During your encounters with any patient, you will engage in several important clinical tasks, including listening to the patient and taking a comprehensive “patient-centered” history, reviewing the patient’s past records, performing a physical examination, choosing the appropriate studies, and implement interventions. This is clinical reasoning. These same tasks are required to be successful on the USMLE Step 2CS Examination.
Your first step after speaking with the patient for a few minutes is to develop an initial set of diagnoses; then, obtain additional information to confirm or refute those diagnoses. We do not advise forming diagnoses outside the room, before you have even seen or spoken to the patient.
Let’s take an example to help you understand this principle.
A very common symptom is change in weight. Whenever you hear about a change in weight, it is paramount to inquire about a change in appetite. Never assume that a person who is losing weight is eating less or vice versa!
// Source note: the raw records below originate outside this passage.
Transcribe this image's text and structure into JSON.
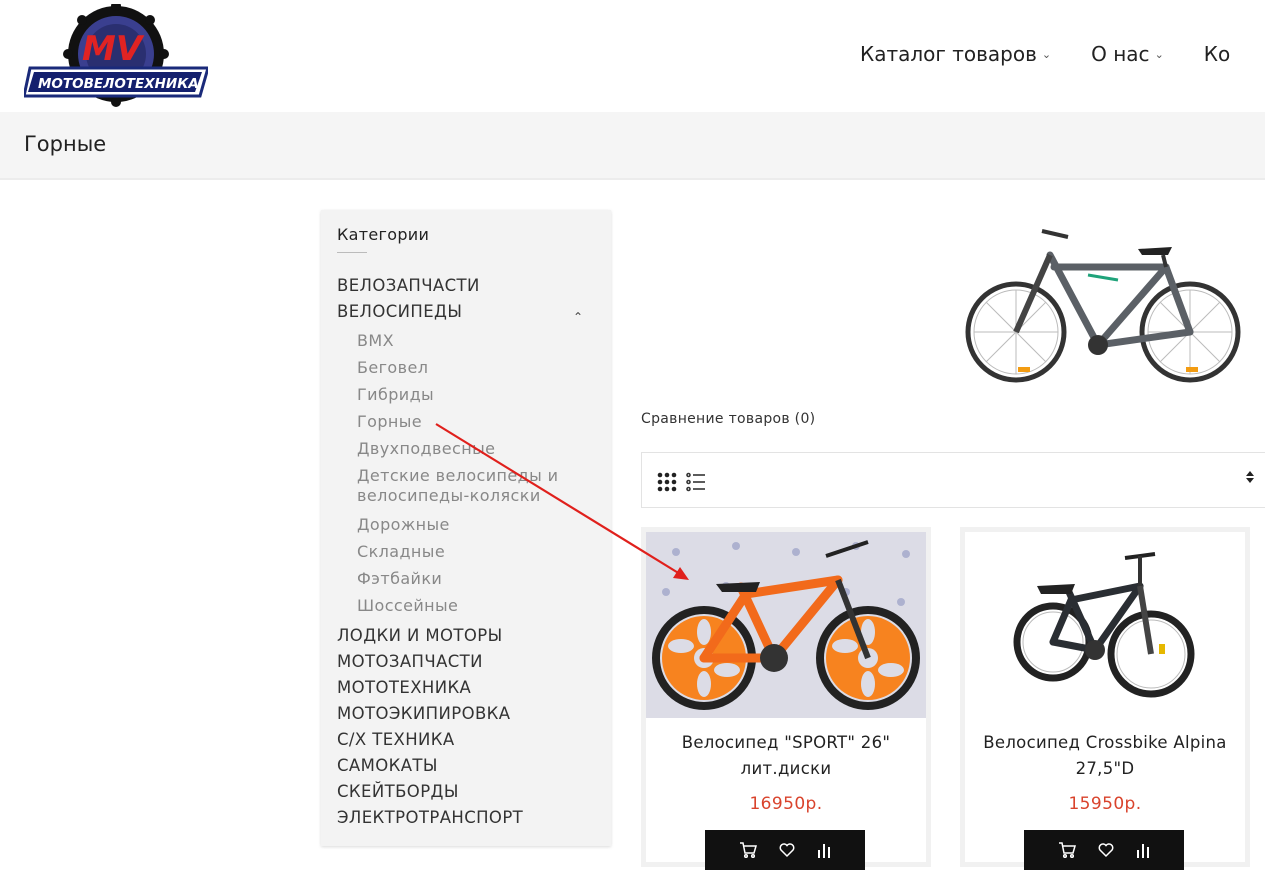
{
  "logo": {
    "letters": "MV",
    "text": "МОТОВЕЛОТЕХНИКА"
  },
  "nav": [
    {
      "label": "Каталог товаров",
      "chevron": "⌄"
    },
    {
      "label": "О нас",
      "chevron": "⌄"
    },
    {
      "label": "Ко"
    }
  ],
  "page_title": "Горные",
  "sidebar": {
    "title": "Категории",
    "top_categories": [
      "ВЕЛОЗАПЧАСТИ",
      "ВЕЛОСИПЕДЫ"
    ],
    "sub_categories": [
      "BMX",
      "Беговел",
      "Гибриды",
      "Горные",
      "Двухподвесные",
      "Детские велосипеды и велосипеды-коляски",
      "Дорожные",
      "Складные",
      "Фэтбайки",
      "Шоссейные"
    ],
    "other_categories": [
      "ЛОДКИ И МОТОРЫ",
      "МОТОЗАПЧАСТИ",
      "МОТОТЕХНИКА",
      "МОТОЭКИПИРОВКА",
      "С/Х ТЕХНИКА",
      "САМОКАТЫ",
      "СКЕЙТБОРДЫ",
      "ЭЛЕКТРОТРАНСПОРТ"
    ]
  },
  "compare": "Сравнение товаров (0)",
  "products": [
    {
      "name": "Велосипед \"SPORT\" 26\" лит.диски",
      "price": "16950р.",
      "frame_color": "#f26a1b"
    },
    {
      "name": "Велосипед Crossbike Alpina 27,5\"D",
      "price": "15950р.",
      "frame_color": "#2a2e33"
    }
  ],
  "colors": {
    "price": "#d9432c",
    "annotation_arrow": "#e0201c",
    "sidebar_bg": "#f3f3f3"
  },
  "icons": [
    "cart-icon",
    "heart-icon",
    "compare-icon",
    "grid-view-icon",
    "list-view-icon",
    "sort-icon"
  ]
}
The word “change” is your best friend in interviewing patients; never make assumptions!
So let’s say that a person is a middle-aged adult who is eating more, but losing weight. That is a hypermetabolic process…in fact, a hypercatabolic process. So now let’s use some basic medical knowledge. What are the most common hypercatabolic conditions? Certainly, cancer, hyperthyroidism, and diabetes mellitus would be three of the most common in an adult. So now you have three possible diagnoses to continue your specific questioning. Never use a general list or mnemonic to interview your patients. Each patient is different so you cannot use the same list for all patients! Use a case-specific list as is described below.
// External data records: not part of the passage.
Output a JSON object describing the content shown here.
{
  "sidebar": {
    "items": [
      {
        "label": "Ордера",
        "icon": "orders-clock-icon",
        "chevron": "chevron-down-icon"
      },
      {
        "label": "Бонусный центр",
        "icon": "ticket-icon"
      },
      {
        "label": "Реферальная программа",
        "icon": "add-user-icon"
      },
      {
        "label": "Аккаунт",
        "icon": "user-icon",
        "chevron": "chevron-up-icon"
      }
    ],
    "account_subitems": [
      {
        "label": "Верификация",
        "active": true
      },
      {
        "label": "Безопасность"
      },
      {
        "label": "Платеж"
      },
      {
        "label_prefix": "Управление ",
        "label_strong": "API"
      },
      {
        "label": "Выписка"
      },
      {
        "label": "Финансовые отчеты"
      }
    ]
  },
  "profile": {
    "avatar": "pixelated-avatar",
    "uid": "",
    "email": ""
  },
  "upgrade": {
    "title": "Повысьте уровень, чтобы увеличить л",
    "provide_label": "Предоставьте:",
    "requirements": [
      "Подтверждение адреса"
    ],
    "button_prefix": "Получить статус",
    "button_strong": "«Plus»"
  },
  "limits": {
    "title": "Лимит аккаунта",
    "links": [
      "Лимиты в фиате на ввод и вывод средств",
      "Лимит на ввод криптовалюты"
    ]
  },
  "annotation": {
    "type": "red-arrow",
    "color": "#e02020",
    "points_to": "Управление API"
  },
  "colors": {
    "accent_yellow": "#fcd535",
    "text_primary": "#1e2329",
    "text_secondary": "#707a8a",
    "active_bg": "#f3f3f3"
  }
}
Because the patient is eating more and losing weight, consider the following additional questions to help refine your diagnoses:
For the possibility of cancer, ask about blood loss, history of colonoscopy (and results, if any), family history of cancer, cough, smoking, drinking alcohol, abdominal pain, chest pain, change in urination, fatigue, unusual bleeding, etc.
For the possibility of hyperthyroidism, ask about changes in temperature sensitivity, mood, menstrual cycle (if appropriate), hair or skin, bowel movements, voice, energy level, sleeping pattern, and presence of palpitations, tremors, etc.
For the possibility of diabetes mellitus, ask about change in fluid intake, thirst, change in frequency of urination, vision changes, numbness of tinkling on the feet, etc.
Now after asking these case-specific questions and obtaining the answers, you are in an excellent position to establish a differential diagnosis in order of likelihood that is required on the Patient Note of the Step 2CS Examination. You will need to support each diagnosis with the history and physical examination findings (or lack thereof).
On the Step 2CS Examination, the Patient Note puts it all together, and provides information for the USMLE to recognize whether or not you have taken a proper focused history. The Patient Note is the only way the Board knows that a correct history has been obtained from the patient since there is no longer a history checklist filled out by the standardized patient. It is their way also of evaluating your clinical reasoning skills.